“Five Feet Apart” (Lionsgate)

Hayley Lu Richardson and Cole Sprouse star in a scene from the movie "Five Feet Apart." The Catholic News Service classification is A-III -- adults. (CNS/CBS Films)

By Catholic News Service

This generally engaging young-adult romantic drama about the redeeming power of sacrificial love is aimed, with the precision of a heat-seeking missile, at 17-year-old girls. But mature themes, including sexuality, preclude endorsement for most adolescents.

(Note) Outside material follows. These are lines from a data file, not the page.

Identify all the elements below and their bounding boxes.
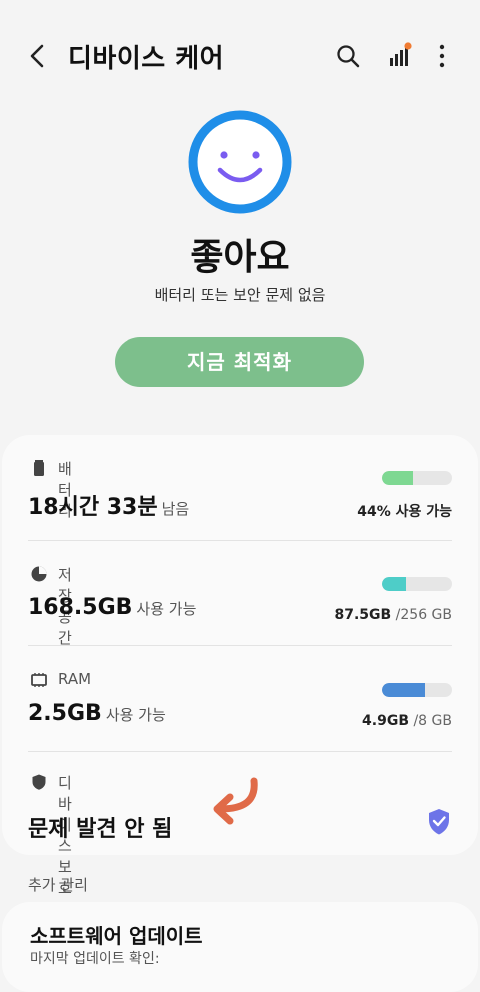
memory-chip-icon [31,673,47,687]
status-card: 배터리 18시간 33분 남음 44% 사용 가능 저장공간 168.5GB 사용 … [2,435,478,897]
ram-bar-fill [382,683,425,697]
diagnostics-button[interactable] [382,38,418,74]
back-button[interactable] [24,38,56,74]
status-smiley-icon [188,110,292,214]
ram-used: 4.9GB [362,713,410,729]
device-protection-status: 문제 발견 안 됨 [28,817,173,842]
status-label: 좋아요 [190,237,290,278]
app-bar: 디바이스 케어 [0,0,480,110]
battery-unit: 남음 [161,500,190,518]
storage-row[interactable]: 저장공간 168.5GB 사용 가능 87.5GB /256 GB [28,563,452,647]
status-description: 배터리 또는 보안 문제 없음 [154,286,326,304]
ram-total: /8 GB [413,713,452,729]
storage-bar-fill [382,577,406,591]
software-update-card[interactable]: 소프트웨어 업데이트 마지막 업데이트 확인: [2,902,478,992]
pie-chart-icon [31,566,47,582]
shield-check-icon [429,809,449,835]
battery-icon [34,460,44,476]
optimize-now-button[interactable]: 지금 최적화 [115,337,364,387]
more-vert-icon [439,44,445,68]
divider [28,540,452,541]
ram-bar [382,683,452,697]
back-arrow-icon [30,44,44,68]
software-update-subtitle: 마지막 업데이트 확인: [30,951,160,967]
divider [28,645,452,646]
storage-total: /256 GB [395,607,452,623]
search-button[interactable] [330,38,366,74]
search-icon [337,45,360,68]
storage-used: 87.5GB [334,607,392,623]
page-title: 디바이스 케어 [68,44,225,74]
software-update-title: 소프트웨어 업데이트 [30,924,203,948]
divider [28,751,452,752]
battery-bar [382,471,452,485]
device-protection-row[interactable]: 디바이스 보호 문제 발견 안 됨 [28,771,452,897]
shield-icon [32,774,46,790]
signal-bars-icon [390,42,412,66]
battery-available: 44% 사용 가능 [357,504,452,520]
storage-bar [382,577,452,591]
ram-value: 2.5GB [28,701,102,726]
ram-unit: 사용 가능 [105,706,166,724]
battery-bar-fill [382,471,413,485]
battery-row[interactable]: 배터리 18시간 33분 남음 44% 사용 가능 [28,457,452,537]
more-options-button[interactable] [424,38,460,74]
ram-row[interactable]: RAM 2.5GB 사용 가능 4.9GB /8 GB [28,669,452,749]
ram-label: RAM [58,670,92,688]
storage-value: 168.5GB [28,595,133,620]
storage-unit: 사용 가능 [136,600,197,618]
battery-value: 18시간 33분 [28,495,158,520]
additional-management-label: 추가 관리 [28,876,88,894]
curved-arrow-icon [213,777,258,825]
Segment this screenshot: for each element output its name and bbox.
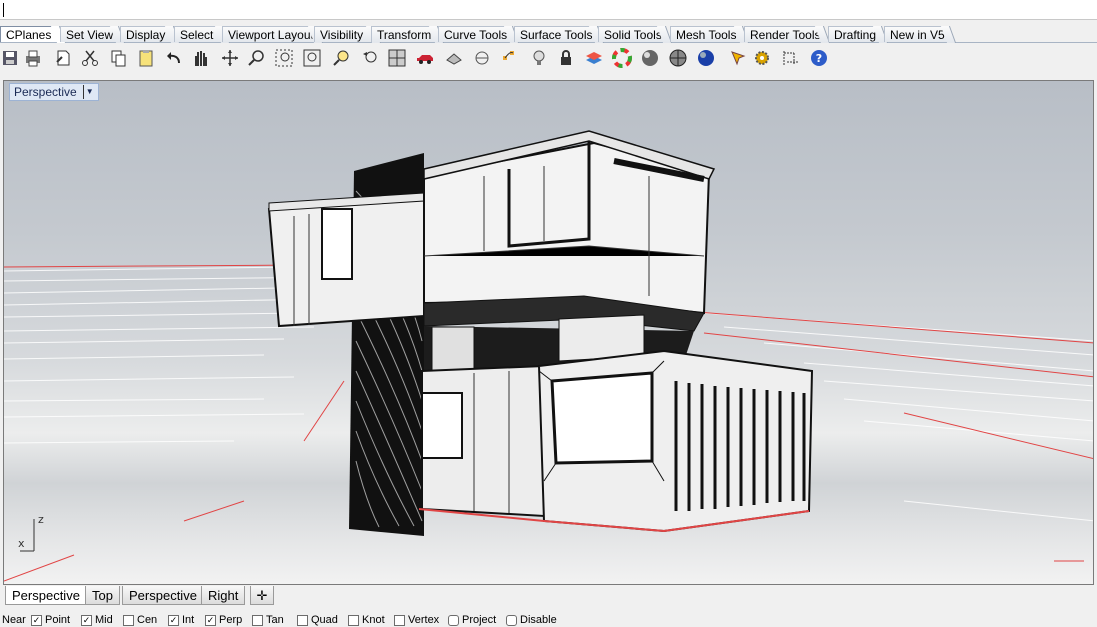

Director Justin Baldoni and screenwriters Mikki Daughtry and Tobias Iaconis take on mortality from cystic fibrosis, a subject that could easily have led them into tasteless mawkishness. Instead, they’ve treated their material in a way that’s compassionate, medically correct and, for the most part, morally sound.

Two teens (Haley Lu Richardson and Cole Sprouse) participating in a clinical trial of innovative medications take the first steps toward falling in love despite not being able to kiss or even touch each other for fear of a potentially fatal sharing of bacteria. She has a couple of tragic secrets; he proves eager to be under her moral tutelage; and the parents of both, as is de rigeur for the genre, appear only briefly as supporting players, a situation that requires the duo to work out their issues for themselves.

References to homosexuality, a single instance of rough language, fleeting crude talk. The Catholic News Service classification is A-III — adults. The Motion Picture Association of America rating is PG-13 — parents strongly cautioned. Some material may be inappropriate for children under 13.